Alassane Ouattara et Tidjane Thiam partagent une vision économique façonnée par Milton Friedman : il n’existe pas de « repas gratuit ».
COTE D’IVOIRE – Pour Ouattara, la prospérité découle de l’intérêt personnel, comme le bon gigot ne provient pas de la générosité du boucher mais de son égoïsme.
Thiam, bien qu’aligné sur cette pensée, s’inquiète davantage de l’endettement de la Côte d’Ivoire. Tous deux sont des adeptes de l’école néo-classique, mais avec une nuance : Thiam prône un État plus réduit pour un État plus efficace.
Pour sa part, Ouattara semble promouvoir l’Etat actionnaire au détriment de ses positions d’antan comme le témoigne la montée en force de la puissance publique dans le secteur bancaire.
Tidjane Thiam, lui, résistera-t-il à cette tentation bien contemporaine de confondre autosuffisance alimentaire et sécurité alimentaire ?
Élu « Financier de l’année » par le classement Financial Afrik en 2023, pourra-t-il réinstaller le Parti démocratique de Côte d’Ivoire (PDCI) au pouvoir ?
Difficile à prédire, tant la configuration politique actuelle semble complexe, surtout s’il devait affronter Ouattara ou un dauphin désigné par ce dernier.

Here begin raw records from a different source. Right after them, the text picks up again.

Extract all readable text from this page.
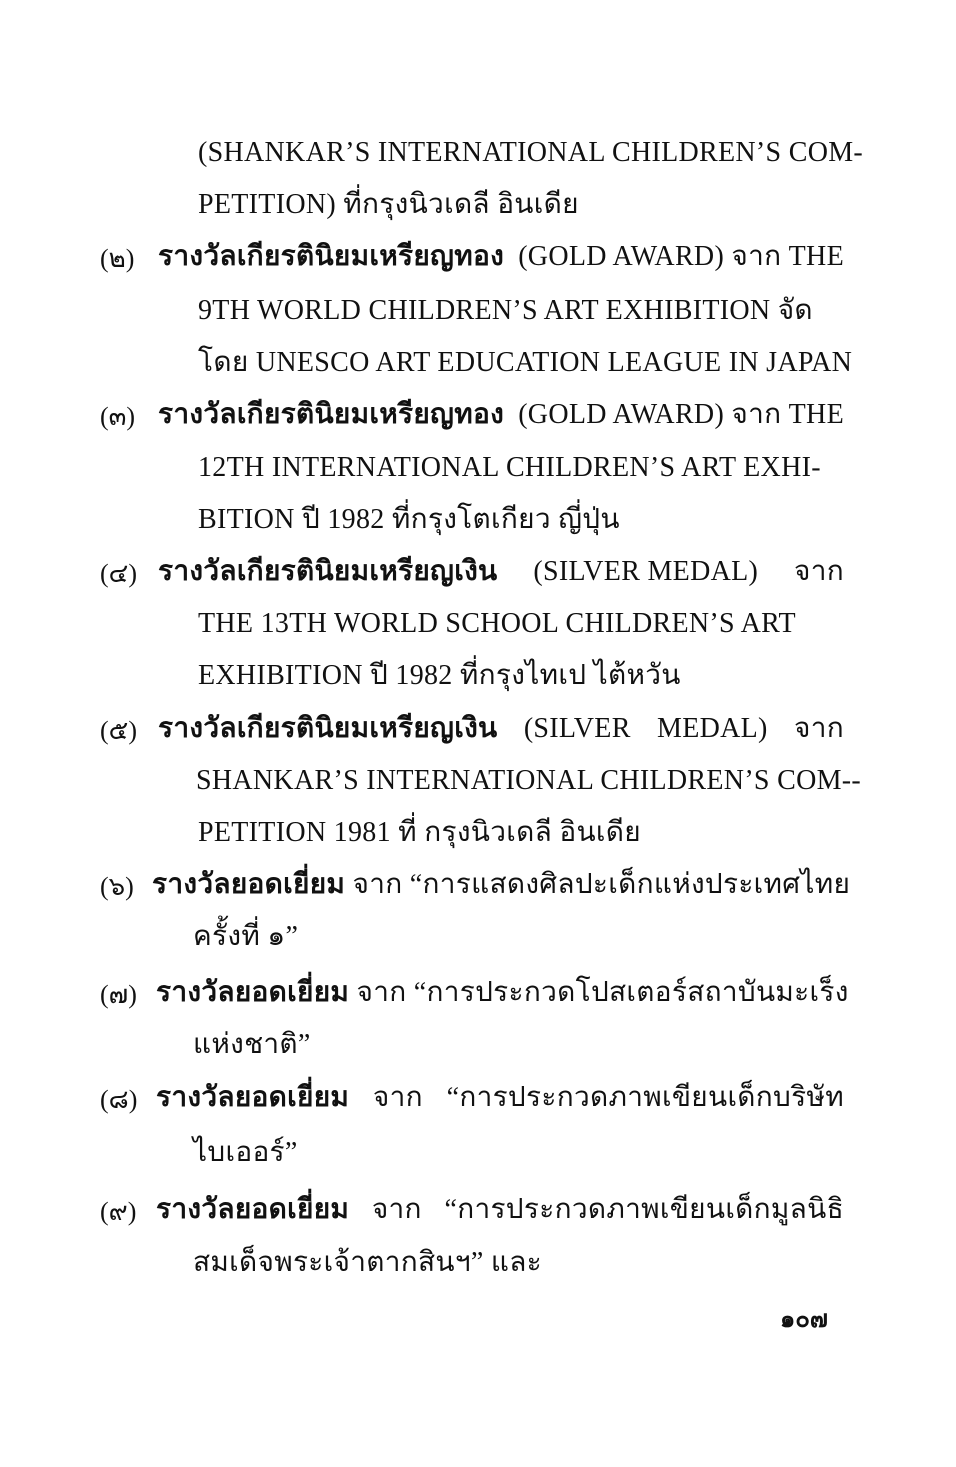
(SHANKAR’S INTERNATIONAL CHILDREN’S COM-
PETITION) ที่กรุงนิวเดลี อินเดีย
(๒) รางวัลเกียรตินิยมเหรียญทอง (GOLD AWARD) จาก THE
9TH WORLD CHILDREN’S ART EXHIBITION จัด
โดย UNESCO ART EDUCATION LEAGUE IN JAPAN
(๓) รางวัลเกียรตินิยมเหรียญทอง (GOLD AWARD) จาก THE
12TH INTERNATIONAL CHILDREN’S ART EXHI-
BITION ปี 1982 ที่กรุงโตเกียว ญี่ปุ่น
(๔) รางวัลเกียรตินิยมเหรียญเงิน (SILVER MEDAL) จาก
THE 13TH WORLD SCHOOL CHILDREN’S ART
EXHIBITION ปี 1982 ที่กรุงไทเป ไต้หวัน
(๕) รางวัลเกียรตินิยมเหรียญเงิน (SILVER MEDAL) จาก
SHANKAR’S INTERNATIONAL CHILDREN’S COM--
PETITION 1981 ที่ กรุงนิวเดลี อินเดีย
(๖) รางวัลยอดเยี่ยม จาก “การแสดงศิลปะเด็กแห่งประเทศไทย
ครั้งที่ ๑”
(๗) รางวัลยอดเยี่ยม จาก “การประกวดโปสเตอร์สถาบันมะเร็ง
แห่งชาติ”
(๘) รางวัลยอดเยี่ยม จาก “การประกวดภาพเขียนเด็กบริษัท
ไบเออร์”
(๙) รางวัลยอดเยี่ยม จาก “การประกวดภาพเขียนเด็กมูลนิธิ
สมเด็จพระเจ้าตากสินฯ” และ
๑๐๗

Ironiquement, Thiam pourrait lui-même incarner ce dauphin, puisqu’en dépit de leurs divergences partisanes, ils partagent une vision libérale et développementaliste.
Lors de son discours à la nation du 6 août, Alassane Ouattara a soigneusement évité toute allusion à ses ambitions politiques futures. Pourtant, les ténors du RHDP ne cessent de marteler que le président Ouattara reste le « candidat naturel » pour les élections à venir.

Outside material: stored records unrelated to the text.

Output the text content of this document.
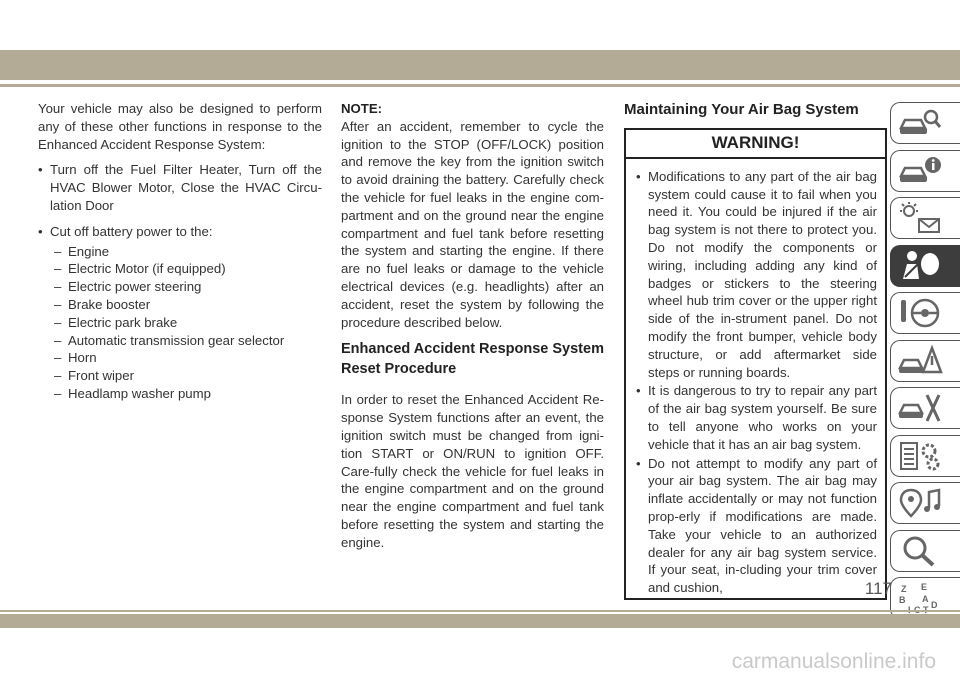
Your vehicle may also be designed to perform any of these other functions in response to the Enhanced Accident Response System:

• Turn off the Fuel Filter Heater, Turn off the HVAC Blower Motor, Close the HVAC Circu-lation Door
• Cut off battery power to the:
– Engine
– Electric Motor (if equipped)
– Electric power steering
– Brake booster
– Electric park brake
– Automatic transmission gear selector
– Horn
– Front wiper
– Headlamp washer pump
NOTE:

After an accident, remember to cycle the ignition to the STOP (OFF/LOCK) position and remove the key from the ignition switch to avoid draining the battery. Carefully check the vehicle for fuel leaks in the engine com-partment and on the ground near the engine compartment and fuel tank before resetting the system and starting the engine. If there are no fuel leaks or damage to the vehicle electrical devices (e.g. headlights) after an accident, reset the system by following the procedure described below.

Enhanced Accident Response System Reset Procedure

In order to reset the Enhanced Accident Re-sponse System functions after an event, the ignition switch must be changed from igni-tion START or ON/RUN to ignition OFF. Care-fully check the vehicle for fuel leaks in the engine compartment and on the ground near the engine compartment and fuel tank before resetting the system and starting the engine.

Maintaining Your Air Bag System
WARNING!
• Modifications to any part of the air bag system could cause it to fail when you need it. You could be injured if the air bag system is not there to protect you. Do not modify the components or wiring, including adding any kind of badges or stickers to the steering wheel hub trim cover or the upper right side of the in-strument panel. Do not modify the front bumper, vehicle body structure, or add aftermarket side steps or running boards.
• It is dangerous to try to repair any part of the air bag system yourself. Be sure to tell anyone who works on your vehicle that it has an air bag system.
• Do not attempt to modify any part of your air bag system. The air bag may inflate accidentally or may not function prop-erly if modifications are made. Take your vehicle to an authorized dealer for any air bag system service. If your seat, in-cluding your trim cover and cushion,	Z E
B A
D
117
carmanualsonline.info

Si Tidjane Thiam n’adhère pas totalement à la frénésie de construction d’infrastructures menée par Ouattara depuis 2011, souvent critiquée pour avoir alimenté une dette colossale (estimée à 30 000 milliards de FCFA), il respecte néanmoins le bilan de son aîné, tout en y apportant ses propres critiques.
Une pique récente de Thiam sur le recul de la Côte d’Ivoire de sept places dans l’Indice de développement humain des Nations Unies a visiblement irrité le président et son camp, qui ont qualifié cette accusation de « mauvaise foi ».
La véritable question est désormais de savoir si l’ancien patron du Crédit Suisse a définitivement délaissé son costume de banquier pour celui d’homme politique.
À 62 ans, le premier Ivoirien diplômé de l’École Polytechnique de Paris pourrait devoir troquer le langage policé du monde financier pour celui, plus incisif, de la politique.